Traditionally, medieval pilgrims wore some special clothing and took some important objects, some of which were supposed that four Popes proscribed the color they usually wore was brown or black and the main clothing pieces were: sturdy shoes, a leather or woollen clad cloak, broad brimmed hats, staffs, satchels (or wallets, or scrips), strong stick with a water gourd, and badges as the scallop shell , identifying them as pilgrims on the camino of Santiago de Compostela. The gourd was empty fruit served pilgrims to carry water in medieval times. It has been a basic equipment for every pilgrim for centuries. This is the reason why eventually become a symbol of the Camino de Santiago and an inseparable image of the pilgrims.
The scallop shell has long been the symbol of the Camino de Santiago. Over the centuries the scallop shell has taken on mythical, metaphorical and practical meanings. The scallop shell also served practical purposes for pilgrims on the Camino de Santiago. The shell was the right size for gathering water to drink or for eating out of as a makeshift bowl. The scallop shell also acts as a metaphor. The grooves in the shell, which come together at a single point, represent the various routes pilgrims traveled as Camino francés, Camino primitive, Camino portugués, Via de la Plata…, eventually arriving at a single destination: the tomb of James in Santiago de Compostela.
There is a wonderful little museum in Sant Palais, the Musee de la Basse-Navarre, which includes the museum of pilgrimage established by a Dr Clemet Urruitbenhety. He has devoted most of his adult life to researching pilgrimage artifacts.
There is also an excellent museum in St Jean with ‘pilgrims‘ in medieval garb.
Even the museum in Santiago includes clothing, basket ware, agricultural implements etc thought to be typical of those used in medieval times.
Although modern pilgrims do not wear this kind of garb any more, there are some characters along the Camino who does, Marcelino Lobato is one of them. Marcelino Lobato Castrillo is a passionate St. James pilgrim and the most known personality on the Camino Frances. He is walking the Camino since 1971 and giving conferences and interviews about the phenomena and spirit of the Camino de Santiago. His outfit is according the medieval St. James pilgrimage.
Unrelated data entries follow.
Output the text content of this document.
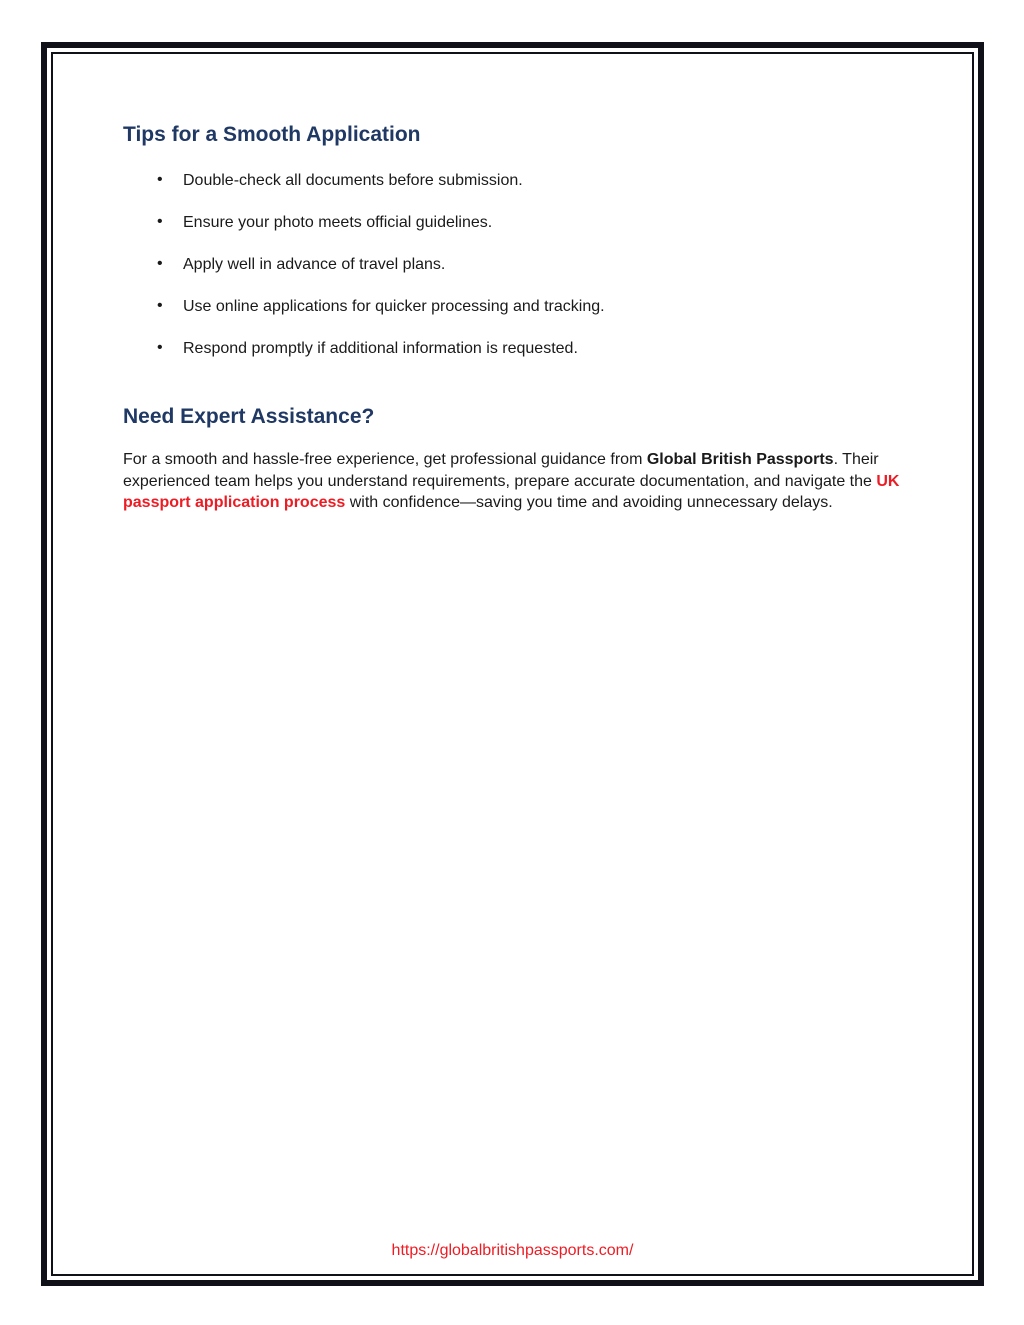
Tips for a Smooth Application
• Double-check all documents before submission.
• Ensure your photo meets official guidelines.
• Apply well in advance of travel plans.
• Use online applications for quicker processing and tracking.
• Respond promptly if additional information is requested.
Need Expert Assistance?

For a smooth and hassle-free experience, get professional guidance from Global British Passports. Their experienced team helps you understand requirements, prepare accurate documentation, and navigate the UK passport application process with confidence—saving you time and avoiding unnecessary delays.

https://globalbritishpassports.com/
Do you want to meet the oldest medieval pilgrim?
Every night in a corner under the baroque clock tower in the Plaza de la Quintana, a hunched pilgrim appears. He stands life sized, and wears the traditional garb of the religious pilgrim: cloak, broad-brimmed hat, and a staff top-heavy with a gourd for water and the traditional scallop shell, which is the symbol of the pilgrim.
Buen Camino, amigos!
Anxo Saco
Comments
Tim Eveland
Clothing for medieval pilgrims would’ve been whatever was readily accessible for them. Keep in mind a fair amount of pilgrims were nobles who had sold everything they owned to make a devout journey to Outremer where they hoped to return with even more belongings. Many of them succeeded. Others with nothing to sell, whether from Ireland to Spain or from Italy to England, expected to return with memory or nothing at all. Therefore, most pilgrims would’ve been wearing the most readily accessible fabric of their homeland, in a form that was most suitable travel.